Joseph L. Kirschvink and Timothy D. Raub. Geological & Planetary Sciences, California Institute of Technology, 1200 E. California blvd., M.S. 170-25, Pasadena, CA 91125

Despite a 30% increase in Solar luminosity, Earth's glacial record appears to become more frequent over geological time. At least two of the three major Precambrian glacial intervals were exceptionally intense, with solid evidence for widespread sea ice on or near the equator, well within the “Snowball Earth” zone produced by ice-albedo runaway. The first low-latitude glaciation in the early Paleoproterozoic (the Makganyene in South Africa) is associated intimately with the first solid evidence of global oxygenation, including the world's largest sedimentary manganese deposit.
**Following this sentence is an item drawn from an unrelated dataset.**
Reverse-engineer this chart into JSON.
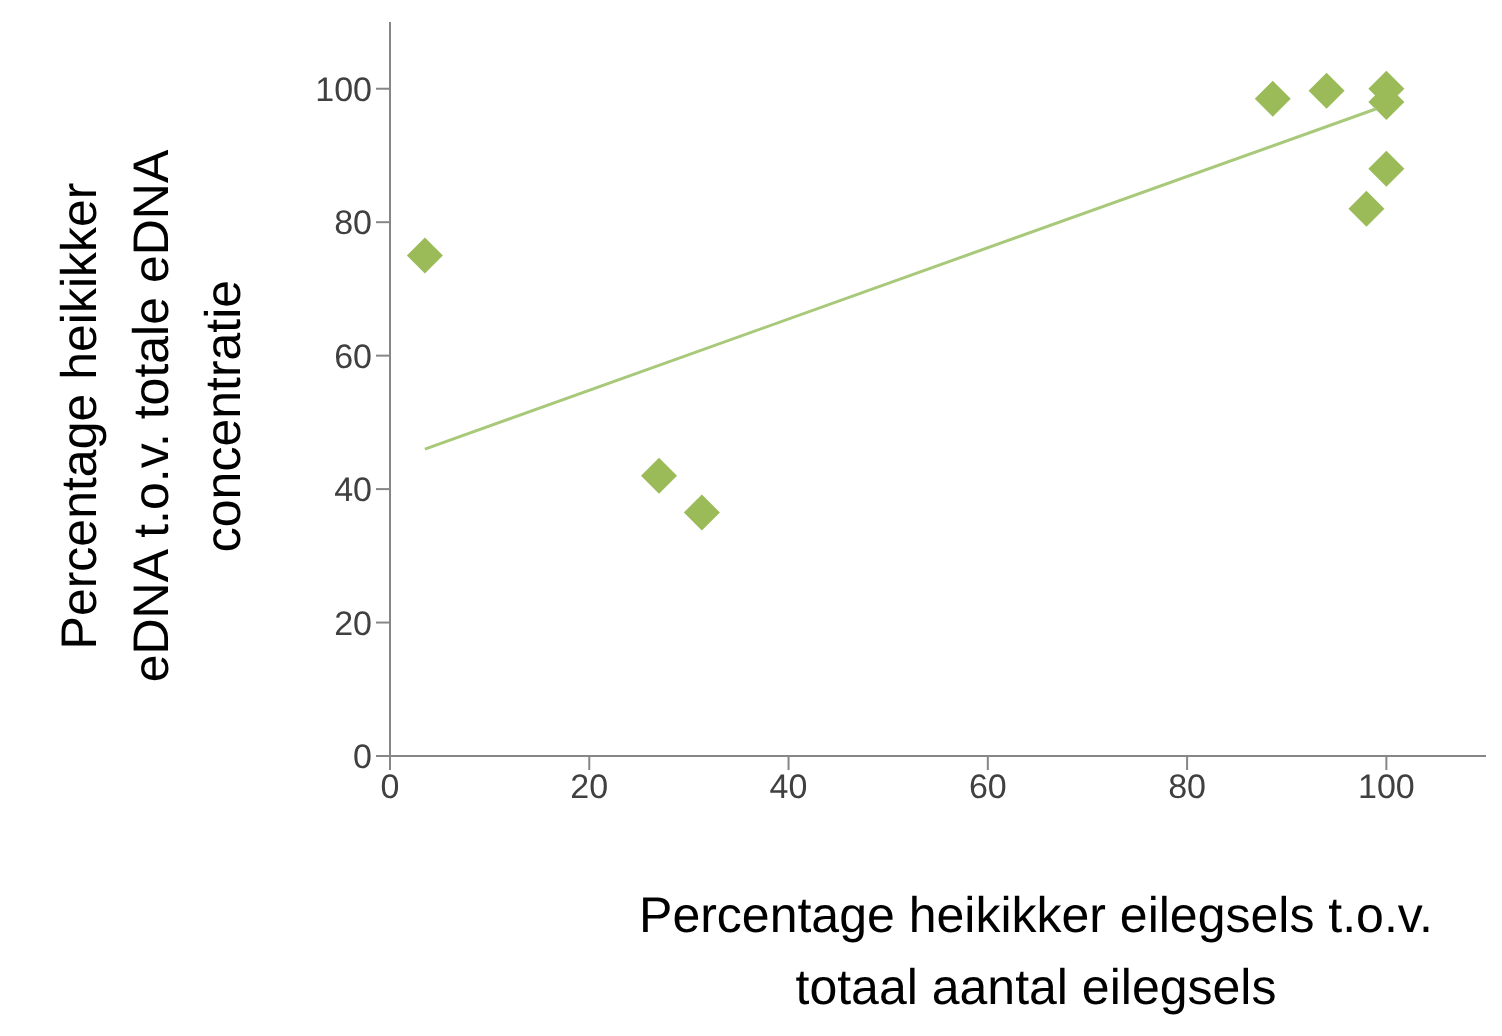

Subsequent low-latitude glaciations during the Cryogenian period of the Neoproterozoic are also associated with progressive oxygenation, and these young Precambrian ice ages coincide with the time when basal animal phyla were diversifying. However, specifically testing hypotheses of cause-and-effect between Earth's Neoproterozoic biosphere and glaciation is complicated because large and rapid True Polar Wander events punctuated Neoproterozoic time and even may have extended sporadically into the Cretaceous.